The way in which Ufa works means that properties held through patronage are not immediately accessible by shareholders but rather will be transferred to a trust account during the course of regular payments. When a payment is made to this trust account, the balance is then divided between the owner and the investors. If the balance in the account is still surplus, it can then be turned into a direct deposit into the resident shareholder’s account.
Because it has no capital gains tax associated with investment shares, there is little to lose. And because there are no penalties for early or inaccurate payments, there is no incentive to delay making a payment. As with all investment transactions, an Ufa purchase will be taxable and as such the profits should be declared. However, a potential Ufa buyer should be wary of any commissions charged because in Russia those charged are typically twice the actual amount earned from the property. This is because the property is sold under a patronage dividend and therefore the seller of the property will be paid a commission.
Another potential downfall to UFA is that there may be no restrictions on whom a shareholder can choose as a sponsor. A Ufa advisor may recommend two people as sponsors but if one of those people is a nonresident of Russia then the second person will not be entitled to the dividend. This can be problematic and in the cases of businessmen it is often a deciding factor whether or not a partnership is set up as a limited company. It would be wise to consult a lawyer that specializes in Russian law before making any investment decisions in UFA. There are strict laws regarding Russian law relating to UFA and limited companyorporation so it would be a good idea to understand these before investing. Again, a lawyer that specializes in Russian law will be best suited to make this determination for you and advise accordingly.

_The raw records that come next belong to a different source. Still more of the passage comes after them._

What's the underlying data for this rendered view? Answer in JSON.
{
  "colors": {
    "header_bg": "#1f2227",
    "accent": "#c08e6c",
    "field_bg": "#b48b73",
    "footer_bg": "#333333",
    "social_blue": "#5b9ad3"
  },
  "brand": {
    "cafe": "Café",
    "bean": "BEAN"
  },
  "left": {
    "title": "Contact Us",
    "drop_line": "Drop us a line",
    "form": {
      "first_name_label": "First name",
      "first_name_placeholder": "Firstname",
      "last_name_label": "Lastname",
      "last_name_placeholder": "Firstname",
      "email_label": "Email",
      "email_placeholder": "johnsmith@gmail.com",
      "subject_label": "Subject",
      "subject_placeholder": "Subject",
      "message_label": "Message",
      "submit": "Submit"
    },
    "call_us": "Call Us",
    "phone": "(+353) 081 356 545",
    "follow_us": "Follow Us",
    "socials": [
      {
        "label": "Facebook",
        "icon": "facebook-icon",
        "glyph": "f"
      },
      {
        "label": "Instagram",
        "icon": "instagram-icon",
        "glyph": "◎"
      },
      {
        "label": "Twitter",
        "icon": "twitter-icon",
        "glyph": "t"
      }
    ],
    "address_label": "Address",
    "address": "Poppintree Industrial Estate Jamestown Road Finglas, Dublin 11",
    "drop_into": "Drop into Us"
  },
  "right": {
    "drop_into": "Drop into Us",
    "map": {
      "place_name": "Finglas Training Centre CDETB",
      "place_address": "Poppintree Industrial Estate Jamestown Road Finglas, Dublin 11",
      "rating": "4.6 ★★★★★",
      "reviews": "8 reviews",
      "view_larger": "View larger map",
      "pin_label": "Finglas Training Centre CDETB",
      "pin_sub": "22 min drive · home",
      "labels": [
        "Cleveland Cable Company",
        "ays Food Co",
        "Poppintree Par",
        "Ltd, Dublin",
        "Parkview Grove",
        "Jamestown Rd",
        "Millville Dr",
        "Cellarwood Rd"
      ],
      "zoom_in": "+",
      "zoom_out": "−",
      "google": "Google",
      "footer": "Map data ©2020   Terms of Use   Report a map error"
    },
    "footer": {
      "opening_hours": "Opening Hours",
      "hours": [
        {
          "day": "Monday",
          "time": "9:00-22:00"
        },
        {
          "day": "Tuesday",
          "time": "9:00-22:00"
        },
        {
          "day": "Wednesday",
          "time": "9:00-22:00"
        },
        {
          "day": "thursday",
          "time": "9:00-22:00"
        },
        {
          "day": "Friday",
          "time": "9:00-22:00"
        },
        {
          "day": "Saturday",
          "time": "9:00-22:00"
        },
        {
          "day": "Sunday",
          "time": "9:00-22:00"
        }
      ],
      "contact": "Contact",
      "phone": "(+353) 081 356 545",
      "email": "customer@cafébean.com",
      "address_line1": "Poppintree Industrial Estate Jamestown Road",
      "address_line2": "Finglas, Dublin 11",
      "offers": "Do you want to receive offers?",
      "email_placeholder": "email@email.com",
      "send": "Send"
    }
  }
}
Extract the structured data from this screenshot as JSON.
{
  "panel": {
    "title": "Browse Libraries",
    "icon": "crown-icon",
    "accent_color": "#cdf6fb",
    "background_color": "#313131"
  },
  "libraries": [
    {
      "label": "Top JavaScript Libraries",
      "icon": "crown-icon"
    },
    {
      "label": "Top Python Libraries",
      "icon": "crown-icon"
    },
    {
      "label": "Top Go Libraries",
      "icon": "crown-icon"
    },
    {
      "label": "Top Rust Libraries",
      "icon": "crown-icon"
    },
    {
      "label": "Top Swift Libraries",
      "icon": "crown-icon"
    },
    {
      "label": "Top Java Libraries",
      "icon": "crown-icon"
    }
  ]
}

The risks associated with ufa are a great deal less than they used to be. Back in the day a person could lose his entire membership shares in ufa as a result of something such as a default by the advisor. In the modern age, things aren’t quite so bleak. As stated earlier a company can elect to liquidate its membership shares and that will only leave the members with a cap on the value of their membership. Therefore, even though an advisor may recommend a member share equity approach that will likely go against the wishes of the Russian government you are unlikely to see any ill effects such as the dissolution of ufa. Of course, it will never hurt to have a professional consult your understanding of ufa and its cap.
So, there are some pros and cons of ufa but it comes down to a simple matter of whether or not the benefits outweigh the disadvantages. If you find you have made an informed decision you should definitely proceed with your new team registration. However, there are also a number of cons and pitfalls to be aware of. Before you invest a lot of time and energy in completing your ufa there is no doubt that you have made an excellent decision but make sure you take all precautions necessary before investing your hard earned cash.